De Cantanhede até à tragédia no luxo de um hotel em Nova Iorque. A história de Renato e as hipóteses para o acto bárbaro

O número 34 do largo Conselheiro Ferreira Freire, em Cantanhede, e o quarto 3416 do Hotel Intercontinental, na Times Square, em Nova Iorque, são coordenadas do mapa da mesma tragédia. Foi naquela cidade que nasceu e viveu Renato Seabra. Foi no luxo de Manhattan, num quarto com placa na porta para ‘não incomodar’, que este manequim de 21 anos matou, no dia 7, Carlos Castro, de 65 anos, jornalista histórico das páginas do social e homossexual assumido.

O rapaz de Cantanhede agrediu-o na cabeça e estrangulou-o. Com um saca-rolhas furou-lhe os olhos e castrou-o. O crime, que já confessou, fez títulos cruéis na imprensa internacional. No ‘Daily News’, por exemplo: "Portuguese columnist castrated at InterContinental Hotel, found death, not love, in NY" ["Cronista português castrado no Hotel Intercontinental, encontrou a morte, não o amor, em Nova Iorque"].

"A entrada súbita no mundo da moda, com as exigências que este mundo comporta, pode ter confrontado Renato com grandes e rápidas mudanças, provocadoras eventualmente de alguma instabilidade. A fama pode levar-nos a agir de forma condicionada, podendo gerar conflitos entre aquilo que sabemos que somos e aquilo que é esperado que sejamos", diz Inês Mota, psicóloga clínica da Oficina de Psicologia.

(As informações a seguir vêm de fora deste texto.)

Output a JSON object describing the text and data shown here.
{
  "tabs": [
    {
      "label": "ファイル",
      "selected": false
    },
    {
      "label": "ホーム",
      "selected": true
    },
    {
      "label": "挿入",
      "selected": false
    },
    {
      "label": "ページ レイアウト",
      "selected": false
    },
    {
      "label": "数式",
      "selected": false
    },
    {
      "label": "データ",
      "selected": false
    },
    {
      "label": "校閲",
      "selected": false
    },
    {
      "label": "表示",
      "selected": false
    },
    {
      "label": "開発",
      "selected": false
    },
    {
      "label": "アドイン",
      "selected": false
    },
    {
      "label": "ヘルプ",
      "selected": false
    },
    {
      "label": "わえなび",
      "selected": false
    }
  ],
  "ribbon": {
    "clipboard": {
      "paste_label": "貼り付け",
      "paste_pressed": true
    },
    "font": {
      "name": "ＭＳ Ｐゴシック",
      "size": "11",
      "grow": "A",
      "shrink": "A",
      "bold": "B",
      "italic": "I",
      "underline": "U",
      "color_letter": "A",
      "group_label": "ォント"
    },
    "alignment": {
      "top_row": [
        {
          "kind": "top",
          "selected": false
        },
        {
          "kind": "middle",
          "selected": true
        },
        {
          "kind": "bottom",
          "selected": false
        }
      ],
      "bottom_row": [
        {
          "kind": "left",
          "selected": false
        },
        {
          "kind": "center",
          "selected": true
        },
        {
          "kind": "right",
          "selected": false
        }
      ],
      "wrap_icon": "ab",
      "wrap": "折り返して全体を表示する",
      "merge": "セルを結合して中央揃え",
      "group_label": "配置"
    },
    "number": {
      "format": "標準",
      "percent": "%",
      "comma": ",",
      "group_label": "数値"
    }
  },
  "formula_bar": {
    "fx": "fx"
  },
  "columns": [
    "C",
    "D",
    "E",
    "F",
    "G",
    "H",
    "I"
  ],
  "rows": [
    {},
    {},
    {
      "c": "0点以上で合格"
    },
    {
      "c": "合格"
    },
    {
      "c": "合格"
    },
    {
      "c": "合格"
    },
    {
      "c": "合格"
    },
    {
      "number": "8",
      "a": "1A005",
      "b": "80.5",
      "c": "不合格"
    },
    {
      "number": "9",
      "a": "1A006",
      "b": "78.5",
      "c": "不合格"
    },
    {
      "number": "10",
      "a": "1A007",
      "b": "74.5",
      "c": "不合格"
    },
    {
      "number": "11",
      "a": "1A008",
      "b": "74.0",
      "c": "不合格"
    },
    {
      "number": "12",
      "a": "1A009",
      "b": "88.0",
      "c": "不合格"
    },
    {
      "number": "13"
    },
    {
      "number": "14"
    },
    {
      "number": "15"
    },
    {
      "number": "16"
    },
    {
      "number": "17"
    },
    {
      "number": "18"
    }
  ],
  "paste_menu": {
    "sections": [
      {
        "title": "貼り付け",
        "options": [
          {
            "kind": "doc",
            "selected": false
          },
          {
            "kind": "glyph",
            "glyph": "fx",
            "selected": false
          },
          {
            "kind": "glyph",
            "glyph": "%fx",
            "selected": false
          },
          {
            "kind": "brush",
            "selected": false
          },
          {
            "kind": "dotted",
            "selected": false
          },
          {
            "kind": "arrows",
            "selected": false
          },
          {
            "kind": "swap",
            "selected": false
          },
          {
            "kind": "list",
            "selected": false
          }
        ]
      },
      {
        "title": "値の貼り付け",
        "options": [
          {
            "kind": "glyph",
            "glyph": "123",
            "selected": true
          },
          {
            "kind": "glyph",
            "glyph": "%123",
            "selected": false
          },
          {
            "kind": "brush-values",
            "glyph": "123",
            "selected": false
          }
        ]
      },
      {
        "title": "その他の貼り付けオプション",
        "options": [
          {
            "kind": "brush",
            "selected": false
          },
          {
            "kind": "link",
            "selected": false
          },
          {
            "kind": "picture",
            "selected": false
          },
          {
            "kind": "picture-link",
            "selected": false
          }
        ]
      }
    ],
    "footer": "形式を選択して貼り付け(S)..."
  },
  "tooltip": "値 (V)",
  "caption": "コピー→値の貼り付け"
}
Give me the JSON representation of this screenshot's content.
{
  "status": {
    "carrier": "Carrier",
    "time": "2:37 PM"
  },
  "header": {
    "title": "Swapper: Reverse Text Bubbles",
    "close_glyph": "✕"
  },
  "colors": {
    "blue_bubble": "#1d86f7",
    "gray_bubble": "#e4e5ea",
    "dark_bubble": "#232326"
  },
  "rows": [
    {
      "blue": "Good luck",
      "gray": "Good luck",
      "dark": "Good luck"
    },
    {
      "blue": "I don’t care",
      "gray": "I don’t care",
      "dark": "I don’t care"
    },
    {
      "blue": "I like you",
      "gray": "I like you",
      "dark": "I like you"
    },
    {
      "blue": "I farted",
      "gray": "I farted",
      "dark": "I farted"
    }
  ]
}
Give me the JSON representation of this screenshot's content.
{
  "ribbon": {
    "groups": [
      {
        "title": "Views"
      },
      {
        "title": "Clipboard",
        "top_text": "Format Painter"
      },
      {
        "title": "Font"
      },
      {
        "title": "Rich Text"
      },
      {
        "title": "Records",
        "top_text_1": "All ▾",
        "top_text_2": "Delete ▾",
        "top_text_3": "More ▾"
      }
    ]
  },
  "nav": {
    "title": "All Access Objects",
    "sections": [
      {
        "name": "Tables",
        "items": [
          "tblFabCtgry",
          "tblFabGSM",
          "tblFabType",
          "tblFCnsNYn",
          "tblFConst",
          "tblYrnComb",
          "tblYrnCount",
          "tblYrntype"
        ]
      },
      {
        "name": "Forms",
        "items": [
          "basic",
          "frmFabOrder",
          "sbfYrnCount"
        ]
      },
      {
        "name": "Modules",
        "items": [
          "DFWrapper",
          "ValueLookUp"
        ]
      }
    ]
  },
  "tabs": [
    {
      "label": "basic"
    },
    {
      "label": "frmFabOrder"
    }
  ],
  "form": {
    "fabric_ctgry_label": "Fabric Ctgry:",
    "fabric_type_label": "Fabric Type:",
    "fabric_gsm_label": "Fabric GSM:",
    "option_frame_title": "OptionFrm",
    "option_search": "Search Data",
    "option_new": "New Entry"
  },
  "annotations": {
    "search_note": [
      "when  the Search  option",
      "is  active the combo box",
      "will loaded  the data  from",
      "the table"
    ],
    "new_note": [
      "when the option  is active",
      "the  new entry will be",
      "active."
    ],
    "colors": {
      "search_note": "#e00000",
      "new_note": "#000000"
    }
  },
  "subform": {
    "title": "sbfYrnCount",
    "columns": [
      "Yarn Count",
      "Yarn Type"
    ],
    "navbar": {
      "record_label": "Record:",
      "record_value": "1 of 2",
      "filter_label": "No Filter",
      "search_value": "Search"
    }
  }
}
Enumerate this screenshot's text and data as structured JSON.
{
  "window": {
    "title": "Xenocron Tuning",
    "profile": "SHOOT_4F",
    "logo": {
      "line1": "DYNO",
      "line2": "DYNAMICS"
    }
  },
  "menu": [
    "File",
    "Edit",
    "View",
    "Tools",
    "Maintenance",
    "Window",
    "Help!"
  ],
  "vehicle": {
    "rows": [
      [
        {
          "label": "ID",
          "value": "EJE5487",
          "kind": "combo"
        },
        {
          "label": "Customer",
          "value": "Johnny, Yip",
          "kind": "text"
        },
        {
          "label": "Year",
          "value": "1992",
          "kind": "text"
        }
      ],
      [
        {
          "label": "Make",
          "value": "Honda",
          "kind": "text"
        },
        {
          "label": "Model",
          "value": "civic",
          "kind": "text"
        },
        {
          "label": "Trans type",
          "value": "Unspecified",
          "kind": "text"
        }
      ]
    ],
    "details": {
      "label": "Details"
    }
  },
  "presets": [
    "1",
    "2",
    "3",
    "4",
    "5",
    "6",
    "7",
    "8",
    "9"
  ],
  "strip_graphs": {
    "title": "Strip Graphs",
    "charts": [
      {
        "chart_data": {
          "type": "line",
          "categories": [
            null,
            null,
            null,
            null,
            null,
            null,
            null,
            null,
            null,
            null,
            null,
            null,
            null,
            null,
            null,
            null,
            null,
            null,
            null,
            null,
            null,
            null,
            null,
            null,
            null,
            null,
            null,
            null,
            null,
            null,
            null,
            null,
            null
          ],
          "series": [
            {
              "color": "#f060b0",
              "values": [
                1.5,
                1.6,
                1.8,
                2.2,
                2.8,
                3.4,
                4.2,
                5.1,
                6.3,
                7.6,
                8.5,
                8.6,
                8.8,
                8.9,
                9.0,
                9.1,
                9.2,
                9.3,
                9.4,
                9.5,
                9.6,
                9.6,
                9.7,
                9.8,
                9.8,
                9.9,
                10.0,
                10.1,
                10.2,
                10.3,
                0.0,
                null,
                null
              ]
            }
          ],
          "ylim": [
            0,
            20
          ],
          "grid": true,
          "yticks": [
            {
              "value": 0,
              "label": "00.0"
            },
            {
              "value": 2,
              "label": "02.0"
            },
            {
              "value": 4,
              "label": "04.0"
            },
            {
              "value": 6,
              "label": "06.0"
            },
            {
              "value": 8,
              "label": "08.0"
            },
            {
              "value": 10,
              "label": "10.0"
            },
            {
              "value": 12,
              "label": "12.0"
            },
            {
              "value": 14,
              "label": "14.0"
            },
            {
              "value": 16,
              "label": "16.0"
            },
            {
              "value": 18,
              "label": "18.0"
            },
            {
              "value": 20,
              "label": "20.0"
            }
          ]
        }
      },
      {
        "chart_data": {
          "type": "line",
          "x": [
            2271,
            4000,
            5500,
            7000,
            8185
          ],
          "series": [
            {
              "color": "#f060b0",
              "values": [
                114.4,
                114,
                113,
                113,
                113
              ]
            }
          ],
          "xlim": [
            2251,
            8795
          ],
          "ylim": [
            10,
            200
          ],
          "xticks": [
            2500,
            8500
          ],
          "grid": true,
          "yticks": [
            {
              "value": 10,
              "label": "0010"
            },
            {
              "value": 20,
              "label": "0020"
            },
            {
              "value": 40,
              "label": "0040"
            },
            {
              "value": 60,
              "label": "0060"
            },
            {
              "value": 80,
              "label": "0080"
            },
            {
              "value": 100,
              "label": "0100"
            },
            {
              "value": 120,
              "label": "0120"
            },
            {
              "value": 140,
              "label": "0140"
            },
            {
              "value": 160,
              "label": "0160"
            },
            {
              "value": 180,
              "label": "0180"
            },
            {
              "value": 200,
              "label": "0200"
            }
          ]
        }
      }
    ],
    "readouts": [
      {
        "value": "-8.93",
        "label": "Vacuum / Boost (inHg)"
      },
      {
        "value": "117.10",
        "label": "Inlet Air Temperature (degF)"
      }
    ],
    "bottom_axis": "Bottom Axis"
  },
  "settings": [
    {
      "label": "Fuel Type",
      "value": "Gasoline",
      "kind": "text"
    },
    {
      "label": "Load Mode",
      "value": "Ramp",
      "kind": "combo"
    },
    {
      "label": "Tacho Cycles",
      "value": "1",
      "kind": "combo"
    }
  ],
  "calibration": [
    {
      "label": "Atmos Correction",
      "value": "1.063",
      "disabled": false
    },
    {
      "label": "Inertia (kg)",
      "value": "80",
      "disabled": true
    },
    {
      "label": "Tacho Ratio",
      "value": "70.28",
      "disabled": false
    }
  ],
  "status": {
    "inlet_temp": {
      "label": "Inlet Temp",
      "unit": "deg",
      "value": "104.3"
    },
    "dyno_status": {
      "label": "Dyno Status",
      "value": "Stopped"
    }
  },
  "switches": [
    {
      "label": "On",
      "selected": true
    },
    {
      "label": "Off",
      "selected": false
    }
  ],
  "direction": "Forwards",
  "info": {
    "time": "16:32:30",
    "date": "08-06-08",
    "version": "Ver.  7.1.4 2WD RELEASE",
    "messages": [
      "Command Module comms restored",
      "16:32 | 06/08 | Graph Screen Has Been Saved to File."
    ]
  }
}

Foi um ‘pedido de amizade’ no Facebook que selou em Outubro a proximidade entre Carlos Castro e Renato Seabra. Encontraram-se pela primeira vez no Portugal Fashion, no Porto, e a relação avançou depressa. O jornalista passou a desfilar com o jovem por jantares – apresentou-o, por exemplo, às colunáveis Maya e Vicky Fernandes. A astróloga disse que, na altura, Renato abriu boca para duas palavras apenas: ‘olá e adeus’. Em dois meses, Carlos e Renato voaram juntos para Londres, Madrid e Nova Iorque, partilhando o luxo e um quarto.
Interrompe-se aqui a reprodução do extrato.